Нас встречала вся семья. Дядя Тимофей, большой и весёлый, передвигался на своей деревянной ноге так ловко и легко, что мы невольно стали вторить ему. Получалось вроде танца. Он расцеловал всех, обнял милую, подвижную женщину с головой полной мелких рыжих кудрей, она держала на руках дитя, и с гордостью и любованием представил:

– Это Ася, сокровище мое. Она нам таких вкусностей наготовила. Мойтесь, да и к столу!

В моей голове уже давно тоненько пелась мелодия счастья, именно под неё мы все кружились, как во сне, медленно вглядываясь друг в друга. И тут в нашу небольшую компанию ворвались трое мальчиков разного возраста, одинаковыми были их огненно-рыжие головы с перепутанными, как у Аси, кудрями. Они двигались быстро и шумно.
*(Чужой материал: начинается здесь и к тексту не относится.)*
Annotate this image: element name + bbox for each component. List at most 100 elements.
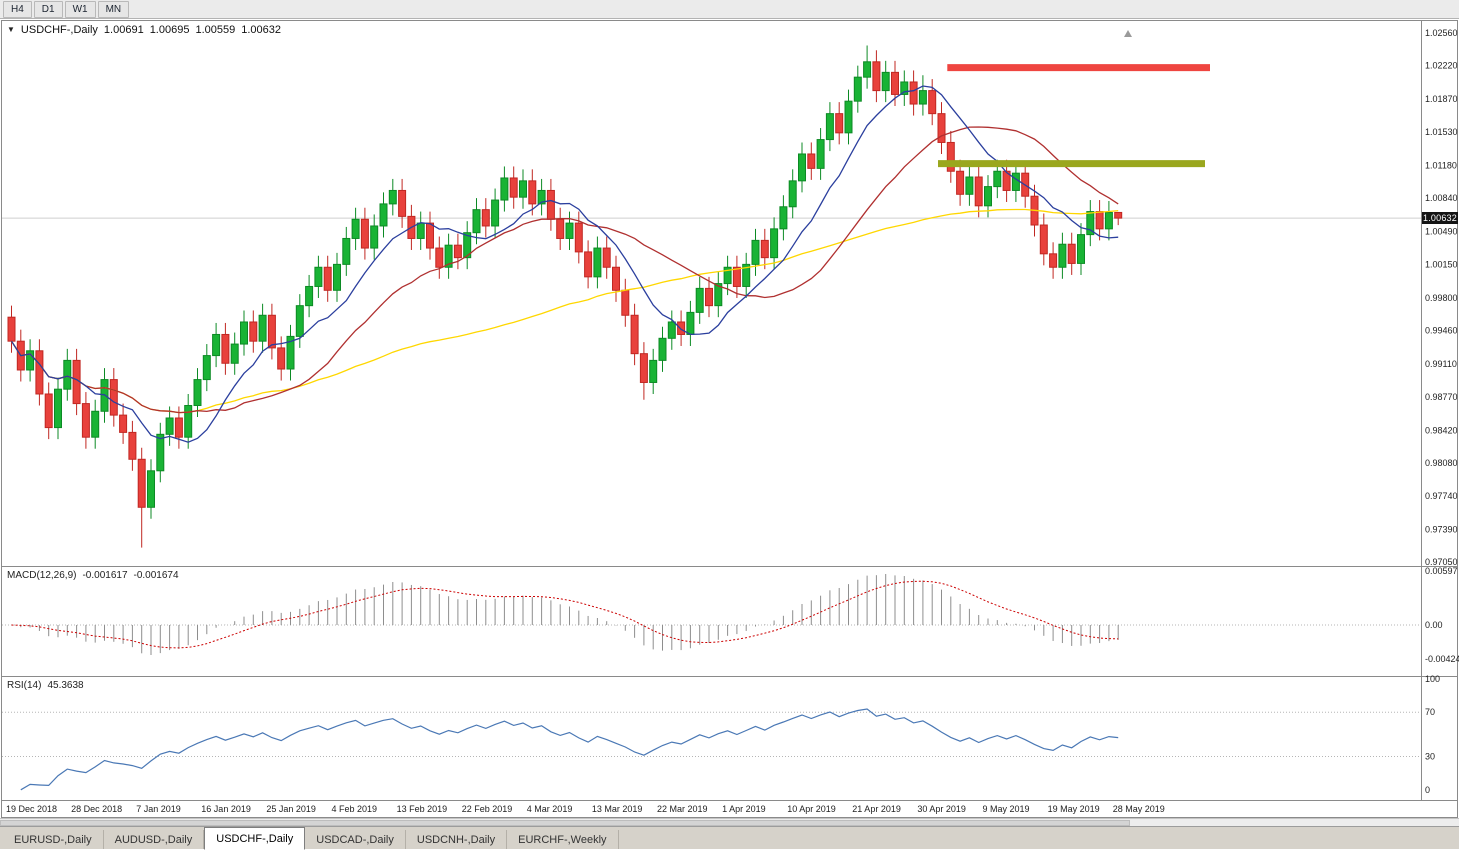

Самый маленький, трехлетний, ткнулся мне в колени и протянул пучок красного клевера.

– Это Андрюшка, твой брат, – крикнул дядя, – Леха-с порванным ухом – он у нас заметный, Ваня – старший.
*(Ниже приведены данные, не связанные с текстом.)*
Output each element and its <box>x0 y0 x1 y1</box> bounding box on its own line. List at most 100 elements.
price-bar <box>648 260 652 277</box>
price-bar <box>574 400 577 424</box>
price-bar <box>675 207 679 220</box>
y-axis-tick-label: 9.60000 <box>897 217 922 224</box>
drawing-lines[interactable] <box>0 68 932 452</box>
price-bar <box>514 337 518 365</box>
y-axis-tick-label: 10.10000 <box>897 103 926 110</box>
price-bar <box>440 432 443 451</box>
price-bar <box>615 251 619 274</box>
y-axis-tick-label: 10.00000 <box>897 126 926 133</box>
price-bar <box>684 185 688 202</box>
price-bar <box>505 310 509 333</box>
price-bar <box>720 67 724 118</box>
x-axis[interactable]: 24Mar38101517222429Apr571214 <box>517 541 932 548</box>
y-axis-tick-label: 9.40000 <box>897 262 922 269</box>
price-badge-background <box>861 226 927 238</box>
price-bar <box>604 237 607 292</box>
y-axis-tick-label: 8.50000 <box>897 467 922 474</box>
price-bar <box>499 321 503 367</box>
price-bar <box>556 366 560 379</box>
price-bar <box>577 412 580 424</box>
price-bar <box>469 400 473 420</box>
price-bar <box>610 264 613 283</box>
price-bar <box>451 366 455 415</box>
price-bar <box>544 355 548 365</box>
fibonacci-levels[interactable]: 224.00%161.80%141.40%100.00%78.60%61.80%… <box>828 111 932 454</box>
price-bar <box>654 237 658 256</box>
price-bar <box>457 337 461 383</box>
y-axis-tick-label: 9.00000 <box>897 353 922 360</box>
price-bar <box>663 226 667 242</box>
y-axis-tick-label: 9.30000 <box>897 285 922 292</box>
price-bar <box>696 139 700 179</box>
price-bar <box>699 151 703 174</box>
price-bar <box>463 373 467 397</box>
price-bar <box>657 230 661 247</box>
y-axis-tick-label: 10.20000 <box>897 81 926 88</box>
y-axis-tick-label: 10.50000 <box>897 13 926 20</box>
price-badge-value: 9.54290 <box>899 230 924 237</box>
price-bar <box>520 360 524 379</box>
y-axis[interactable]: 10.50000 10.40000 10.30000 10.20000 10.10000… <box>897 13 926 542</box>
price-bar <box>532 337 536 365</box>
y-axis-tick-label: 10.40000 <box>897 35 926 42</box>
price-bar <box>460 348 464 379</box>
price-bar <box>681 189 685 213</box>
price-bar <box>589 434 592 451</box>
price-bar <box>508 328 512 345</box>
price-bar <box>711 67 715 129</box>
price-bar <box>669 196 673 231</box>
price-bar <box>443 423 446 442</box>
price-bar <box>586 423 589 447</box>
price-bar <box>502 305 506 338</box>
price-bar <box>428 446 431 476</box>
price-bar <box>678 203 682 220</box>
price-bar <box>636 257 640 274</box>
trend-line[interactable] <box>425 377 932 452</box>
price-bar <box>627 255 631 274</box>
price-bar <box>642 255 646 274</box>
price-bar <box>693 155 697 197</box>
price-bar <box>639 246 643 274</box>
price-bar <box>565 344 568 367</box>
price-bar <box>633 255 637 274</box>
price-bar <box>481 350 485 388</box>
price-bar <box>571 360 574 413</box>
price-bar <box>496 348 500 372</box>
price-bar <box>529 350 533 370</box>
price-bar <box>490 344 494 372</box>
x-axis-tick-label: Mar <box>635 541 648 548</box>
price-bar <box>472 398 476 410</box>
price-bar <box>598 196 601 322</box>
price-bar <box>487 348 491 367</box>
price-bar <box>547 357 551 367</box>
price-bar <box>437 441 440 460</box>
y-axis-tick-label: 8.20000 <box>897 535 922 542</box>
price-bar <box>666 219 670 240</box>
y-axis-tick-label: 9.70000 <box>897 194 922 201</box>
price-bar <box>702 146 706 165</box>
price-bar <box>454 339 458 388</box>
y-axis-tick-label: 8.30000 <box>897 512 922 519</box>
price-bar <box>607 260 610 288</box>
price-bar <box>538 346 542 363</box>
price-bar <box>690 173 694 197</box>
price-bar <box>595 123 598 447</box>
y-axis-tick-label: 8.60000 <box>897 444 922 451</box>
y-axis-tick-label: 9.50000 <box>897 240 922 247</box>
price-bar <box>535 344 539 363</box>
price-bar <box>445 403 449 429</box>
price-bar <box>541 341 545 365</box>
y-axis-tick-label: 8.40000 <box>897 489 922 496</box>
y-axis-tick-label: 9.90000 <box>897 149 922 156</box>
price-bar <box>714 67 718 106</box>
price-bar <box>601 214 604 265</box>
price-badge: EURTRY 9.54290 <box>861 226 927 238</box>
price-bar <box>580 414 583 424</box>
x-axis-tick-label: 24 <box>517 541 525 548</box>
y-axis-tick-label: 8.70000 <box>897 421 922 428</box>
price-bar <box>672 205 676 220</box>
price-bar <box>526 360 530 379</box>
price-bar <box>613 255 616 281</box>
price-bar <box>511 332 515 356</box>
Родителей повели в комнату, для нас приготовленную, а мальчики увлекли меня и мою сестру Лиду на веранду, откуда исходили густые запахи трав и плодов. На дощатом полу стояли бочонки с плавающими в них грибами. Тёмная поверхность воды колыхалась, усеянная, как кувшинками, беленькими маленькими шляпками. Несколько корзин с яркими подберезовиками заняли скамью у окна.

– Сегодня собрали, – пояснил Ваня.

Над головой покачивались связки сохнущих трав, от сморщенных пучков земляники шёл сладкий дух вкусного чая, шуршащие березовые веники сулили зимой воскресение переживаний волшебного лета. Лёгкие батистовые занавески парусили на ветру и, казалось, что это корабль с дарами леса плывет в небо…

Мальчишки выкатили самокат, видимо собственноручно сделанный, и предлагали покататься, но пришлось вежливо отказаться – веранда таила немало невиданных вещей, мне хотелось остаться с ними наедине. Например, заглянуть внутрь кожаного потрескавшегося саквояжа с блестящей застежкой. Он стоял на высоком одноногом столике и выражал готовность служить. Заметив мой интерес, Леха крикнул:

– Там яйца, мы держим в нем яйца. Раньше здесь жил доктор. Он умер. Это его штуковина.

У меня защипало в носу – так жалко стало, что доктор не может увидеть, как верный товарищ все еще ждет его… Чтобы не расплакаться, пришлось подойти к висящей на гвозде шляпе из белого кружева с широкими полями и выцветшей голубой розой. Голубая! Она восхитила меня. Как жаль, что надо в гостях вести себя по правилам и ничего не трогать. Шляпа, казалось, была довольна – ведь я обошлась только взглядом!

В углу стояла клетка, должно быть, птичья. Дверка открыта, а внутри проволочное сооружение и засохший букетик васильков. К ним-то и потянулась моя рука, но предупреждающий крик мальчиков: это мышеловка! испугал и смутил меня до густого румянца.

Деликатно пропустив протез, прикорнувший также в углу, я пообещала себе пробраться на веранду рано утром, когда все еще будут спать, и продолжить знакомство.

Маленькая моя сестричка, влекомая запахом, нашла стеклянную банку с янтарным медом и, вооружившись ложкой, отгоняла летавшую над ней пчелу.

Шумно разговаривая, вернулись взрослые, и дядя несколько театрально возвестил:

– Пообедаем, чада мои!

Загребая мальчишек длинными руками, тихо прошептал им что-то личное. Обласканные, они засмеялись в ответ. Приязненные чувства, гуляющие по всему дому, коснулись самого сокровенного в душе, по чему образовалась тоска. Дядя тотчас заметил, обнял меня за плечи и повел в столовую.